I honestly feel that DRI has been negligent in maintaining the property (using the maintenance fees that we have paid, on time, over the past 16 years) and are attempting to completely rebuild the resort at the expense of the owners. Our original disclosure agreement clearly states that DRI is required to carry insurance to cover these types of situations. DRI alleges in the assessment letter that their insurance claim was denied and that the board “decided litigation (against the insurance carrier) would be costly, lengthy, and the outcome highly uncertain.” No details regarding a failed attempt to make an insurance claim was provided. At a minimum, DRI needs to provide details regarding the insurance policy that they claim to carry and why their claim was denied.

I have already filed formal complaints against DRI with the Federal Trade Commission, the Securities and Exchange Commission, the Better Business Bureau, the Consumer Financial Protection Bureau, the Ombudsman of Hawaii, the Hawaii Regulated Industries Complaint Office, the Attorney General of Hawaii as well as numerous members of Congress and State Representatives. I am currently working with a group of concerned owners who have found themselves in this unfortunate situation. You may have already heard from some of them as well. We are hoping to join together in a class action against DRI to prevent the company from unfairly (and illegally) take advantage of their customers.

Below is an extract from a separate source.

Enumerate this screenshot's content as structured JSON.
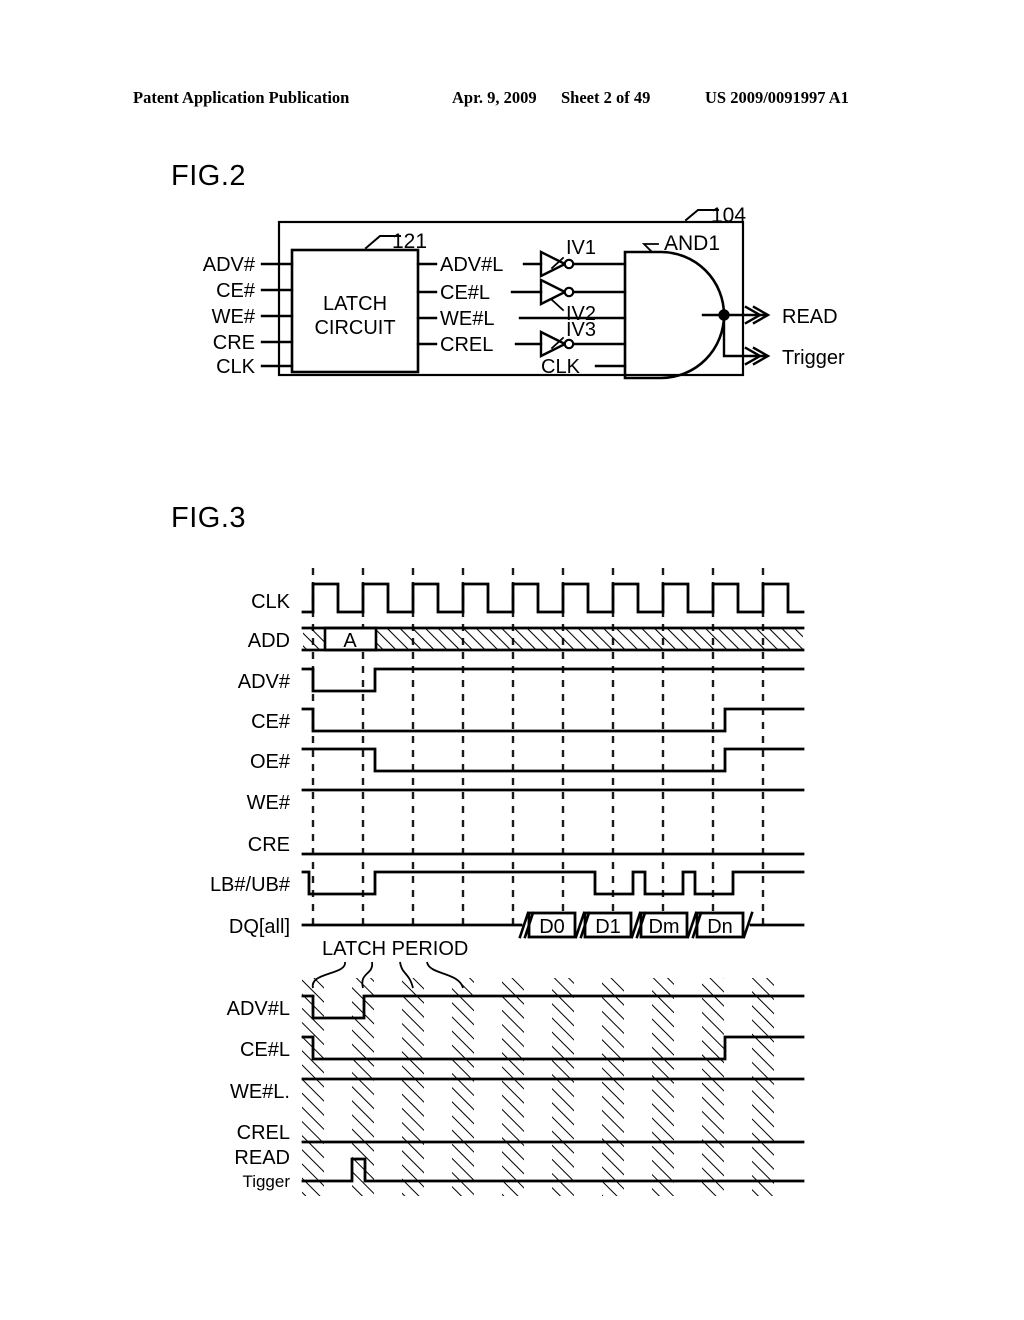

The Office of the Auditor for the State of Hawai`i addressed all these issues in the “Sunset Evaluation Report: Time Sharing” (Report No. 92-19) and I quote:

“In particular, time share owners increasingly have run into difficulties with the management of time share plans. Because owners are geographically dispersed and spend only a short time each year in their units, they need strong protection from management abuses such as exorbitant increases in maintenance fees and unexpected special assessments. The current time share law is designed to protect buyers from abuses in sales practices but offers insufficient protection from management abuses.”

Thank you for your immediate attention to this matter. Please let me know if you need any further details. I am looking forward to your response!